My community in Scott County has been on the frontlines of the national overdose crisis. In 2012, Reuters shined a spotlight on the deaths of despair snatching people from far too many families in this rural community. Even with the national attention, nothing was done to reduce the harm that health disparities and substance use were inflicting on residents, inevitably leading to the worst drug-fueled HIV outbreak in U.S. history in 2015.
It took that tragedy to bring change. Today, Scott County has the best HIV treatment rates in the state and incredibly had only one new case last year. The local recovery community has expanded and become a resource for others. All this was done by providing access to care in ways that feel safe to people in need, moving beyond “do no harm” to “protect from harm” through the use of harm-reduction programs.
Harm reduction honors human life by developing practical strategies to reduce the negative consequences of people’s circumstances and behaviors on their health and the health of their communities. Examples include bystander CPR classes, syringe services programs, and providing individuals and families with naloxone, a medication that can rapidly reverse an opioid overdose.
I connected Brian to the local substance use harm-reduction program, which worked to keep him safe from infectious diseases and overdosing until he was ready for help, and then connected him with the resources he needed when he was ready to quit using drugs. That’s when his life began to change.
“One day it struck me that if these people care about me, maybe it’s OK to start caring about myself,” Brian told me. “That’s when I decided to get help.”
Brian’s story isn’t unique. I’ve heard people in recovery across the U.S. tell similar stories of rediscovering hope and life through harm-reduction programs. As substance use and overdose deaths surge across the nation to historic highs, we need these life-affirming and disease preventing programs more than ever.
Increasing access to hope and life-affirming care is something everyone should be able to get behind. Yet there is a national push to restrict access to harm-reduction programs, and many have even been forced to close in the places where people need them the most, including Scott County, West Virginia, Atlantic City, N.J., and elsewhere.
For too long, our nation has tolerated — even advocated for — a system that blames people who are suffering. That ignores the cumulative effect that every person’s health has on our nation’s health.

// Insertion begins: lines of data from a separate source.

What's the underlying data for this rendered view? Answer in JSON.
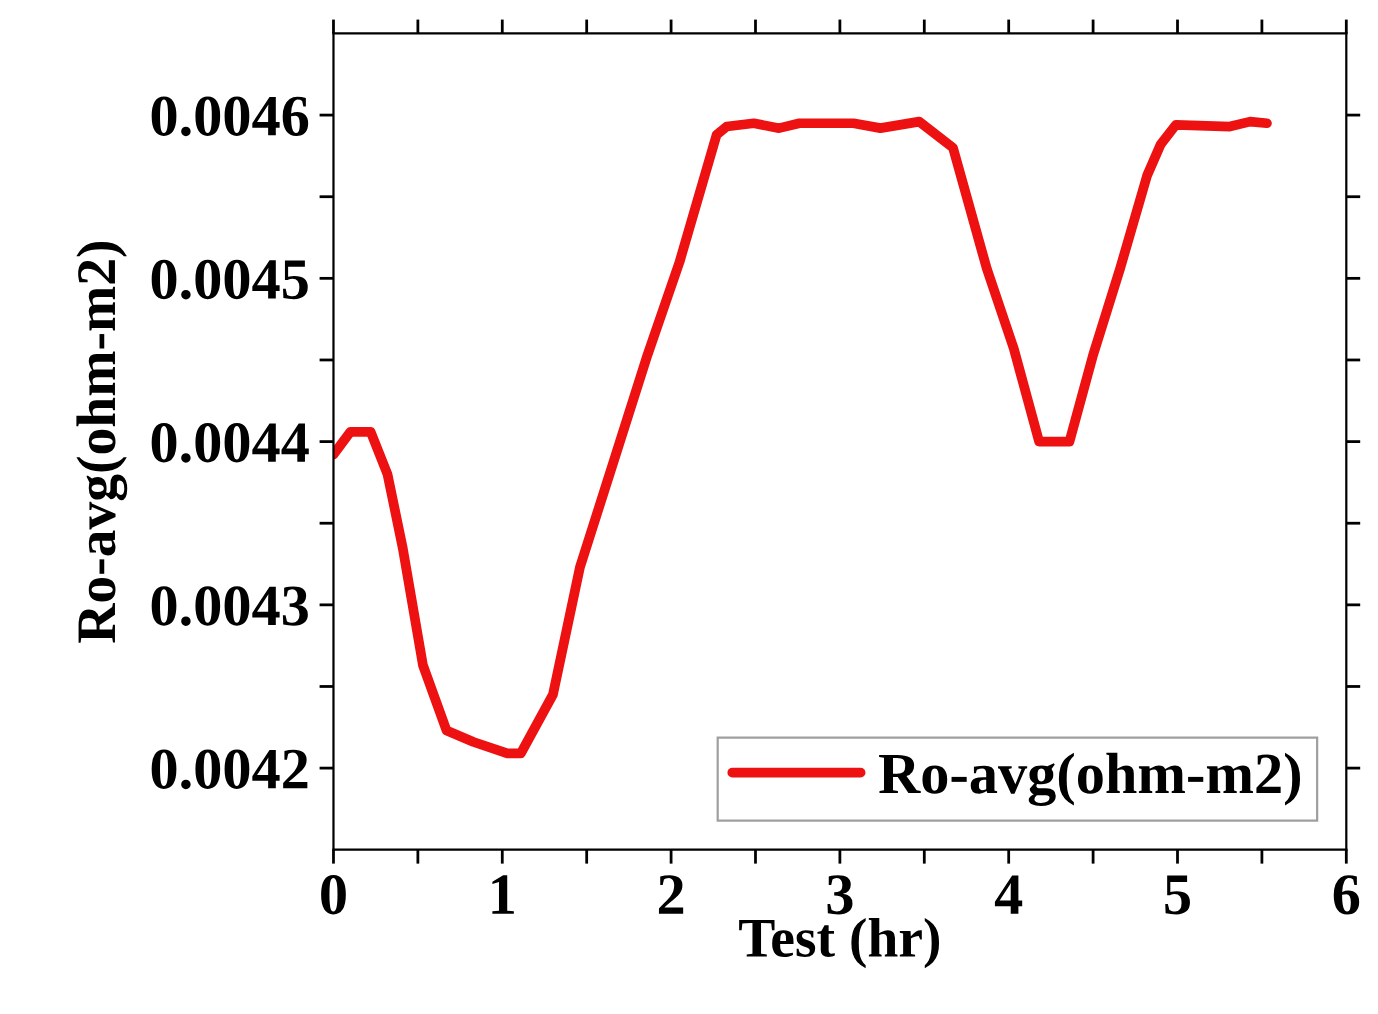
{
  "chart_data": {
    "type": "line",
    "xlabel": "Test (hr)",
    "ylabel": "Ro-avg(ohm-m2)",
    "xlim": [
      0,
      6
    ],
    "ylim": [
      0.00415,
      0.00465
    ],
    "xticks": [
      0,
      {
        "value": 0.5,
        "label": null
      },
      1,
      {
        "value": 1.5,
        "label": null
      },
      2,
      {
        "value": 2.5,
        "label": null
      },
      3,
      {
        "value": 3.5,
        "label": null
      },
      4,
      {
        "value": 4.5,
        "label": null
      },
      5,
      {
        "value": 5.5,
        "label": null
      },
      6
    ],
    "yticks": [
      {
        "value": 0.0042,
        "label": "0.0042"
      },
      {
        "value": 0.00425,
        "label": null
      },
      {
        "value": 0.0043,
        "label": "0.0043"
      },
      {
        "value": 0.00435,
        "label": null
      },
      {
        "value": 0.0044,
        "label": "0.0044"
      },
      {
        "value": 0.00445,
        "label": null
      },
      {
        "value": 0.0045,
        "label": "0.0045"
      },
      {
        "value": 0.00455,
        "label": null
      },
      {
        "value": 0.0046,
        "label": "0.0046"
      }
    ],
    "grid": false,
    "legend": "bottom right",
    "marker": "none",
    "line_style": "solid",
    "series": [
      {
        "name": "Ro-avg(ohm-m2)",
        "color": "#ee1111",
        "x": [
          0,
          0.1,
          0.22,
          0.32,
          0.41,
          0.53,
          0.67,
          0.83,
          1.03,
          1.11,
          1.3,
          1.46,
          1.66,
          1.86,
          2.05,
          2.27,
          2.33,
          2.49,
          2.64,
          2.76,
          3.08,
          3.24,
          3.47,
          3.67,
          3.87,
          4.03,
          4.18,
          4.36,
          4.5,
          4.66,
          4.82,
          4.9,
          4.99,
          5.31,
          5.43,
          5.53
        ],
        "values": [
          0.004392,
          0.004406,
          0.004406,
          0.00438,
          0.004335,
          0.004263,
          0.004223,
          0.004216,
          0.004209,
          0.004209,
          0.004245,
          0.004323,
          0.004388,
          0.004453,
          0.00451,
          0.004588,
          0.004593,
          0.004595,
          0.004592,
          0.004595,
          0.004595,
          0.004592,
          0.004596,
          0.00458,
          0.004506,
          0.004457,
          0.0044,
          0.0044,
          0.004453,
          0.004506,
          0.004563,
          0.004582,
          0.004594,
          0.004593,
          0.004596,
          0.004595
        ]
      }
    ]
  }
}
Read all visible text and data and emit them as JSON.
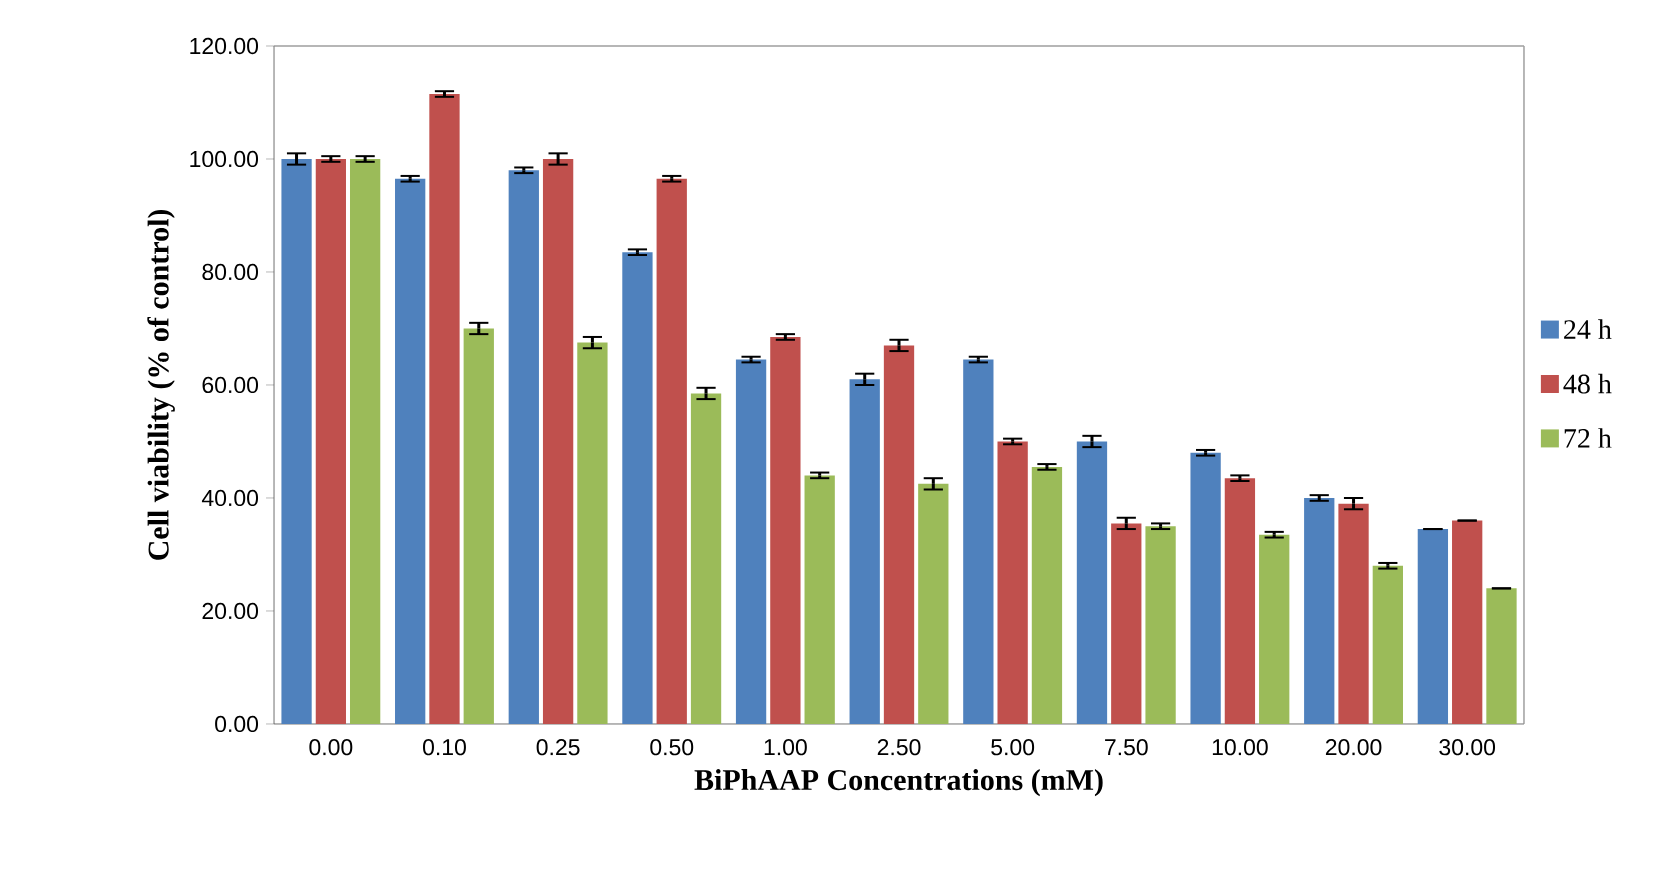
{
  "chart_data": {
    "type": "bar",
    "xlabel": "BiPhAAP Concentrations  (mM)",
    "ylabel": "Cell viability  (% of control)",
    "categories": [
      "0.00",
      "0.10",
      "0.25",
      "0.50",
      "1.00",
      "2.50",
      "5.00",
      "7.50",
      "10.00",
      "20.00",
      "30.00"
    ],
    "series": [
      {
        "name": "24 h",
        "color": "#4f81bd",
        "values": [
          100,
          96.5,
          98,
          83.5,
          64.5,
          61,
          64.5,
          50,
          48,
          40,
          34.5
        ],
        "errors": [
          1,
          0.5,
          0.5,
          0.5,
          0.5,
          1,
          0.5,
          1,
          0.5,
          0.5,
          null
        ]
      },
      {
        "name": "48 h",
        "color": "#c0504d",
        "values": [
          100,
          111.5,
          100,
          96.5,
          68.5,
          67,
          50,
          35.5,
          43.5,
          39,
          36
        ],
        "errors": [
          0.5,
          0.5,
          1,
          0.5,
          0.5,
          1,
          0.5,
          1,
          0.5,
          1,
          null
        ]
      },
      {
        "name": "72 h",
        "color": "#9bbb59",
        "values": [
          100,
          70,
          67.5,
          58.5,
          44,
          42.5,
          45.5,
          35,
          33.5,
          28,
          24
        ],
        "errors": [
          0.5,
          1,
          1,
          1,
          0.5,
          1,
          0.5,
          0.5,
          0.5,
          0.5,
          null
        ]
      }
    ],
    "ylim": [
      0,
      120
    ],
    "yticks": [
      {
        "value": 0,
        "label": "0.00"
      },
      {
        "value": 20,
        "label": "20.00"
      },
      {
        "value": 40,
        "label": "40.00"
      },
      {
        "value": 60,
        "label": "60.00"
      },
      {
        "value": 80,
        "label": "80.00"
      },
      {
        "value": 100,
        "label": "100.00"
      },
      {
        "value": 120,
        "label": "120.00"
      }
    ],
    "grid": false,
    "legend": "right"
  }
}
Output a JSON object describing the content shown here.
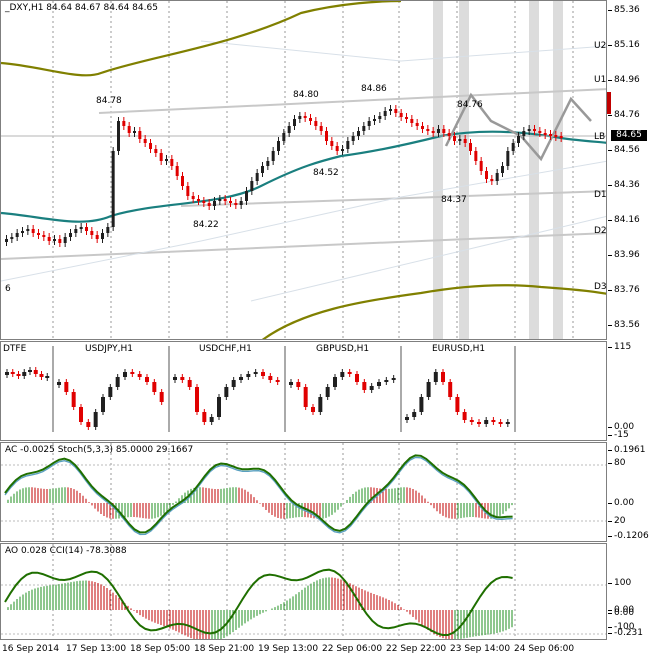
{
  "main_chart": {
    "header": "_DXY,H1  84.64 84.67 84.64 84.65",
    "price_axis": [
      "85.36",
      "85.16",
      "84.96",
      "84.76",
      "84.56",
      "84.36",
      "84.16",
      "83.96",
      "83.76",
      "83.56"
    ],
    "levels": [
      {
        "label": "U2",
        "price": "85.16"
      },
      {
        "label": "U1",
        "price": "84.96"
      },
      {
        "label": "LB",
        "price": "84.65"
      },
      {
        "label": "D1",
        "price": "84.36"
      },
      {
        "label": "D2",
        "price": "84.16"
      },
      {
        "label": "D3",
        "price": "83.76"
      }
    ],
    "current_price": "84.65",
    "annotations": [
      "84.78",
      "84.80",
      "84.86",
      "84.76",
      "84.52",
      "84.22",
      "84.37",
      "6"
    ]
  },
  "mini_charts": {
    "left_label": "DTFE",
    "symbols": [
      "USDJPY,H1",
      "USDCHF,H1",
      "GBPUSD,H1",
      "EURUSD,H1"
    ],
    "axis": [
      "115",
      "0.00",
      "-15"
    ]
  },
  "ac_stoch": {
    "header": "AC -0.0025  Stoch(5,3,3) 85.0000 29.1667",
    "axis": [
      "0.1961",
      "80",
      "0.00",
      "20",
      "-0.1206"
    ]
  },
  "ao_cci": {
    "header": "AO 0.028  CCI(14) -78.3088",
    "axis": [
      "100",
      "0.00",
      "0.00",
      "-100",
      "-0.231"
    ]
  },
  "time_axis": [
    "16 Sep 2014",
    "17 Sep 13:00",
    "18 Sep 05:00",
    "18 Sep 21:00",
    "19 Sep 13:00",
    "22 Sep 06:00",
    "22 Sep 22:00",
    "23 Sep 14:00",
    "24 Sep 06:00"
  ],
  "colors": {
    "bull": "#1f1f1f",
    "bear": "#e00000",
    "ma": "#1a7f7f",
    "band": "#808000",
    "shade": "#d9d9d9"
  }
}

The American dream requires that every child, regardless of social class or circumstances of birth, has access to the vital community conditions we now know are required to be healthy and prosperous. By taking on this crisis of health inequities and declining life expectancy now, we can reestablish the United States as the best place in the world to live.
William Cooke is a physician specializing in family medicine, addiction medicine, and HIV medicine. A recipient of the Ryan White Distinguished Leadership Award, he is also the author of a book about the Scott County HIV outbreak, “Canary in the Coal Mine” (Tyndale Momentum, June 2021).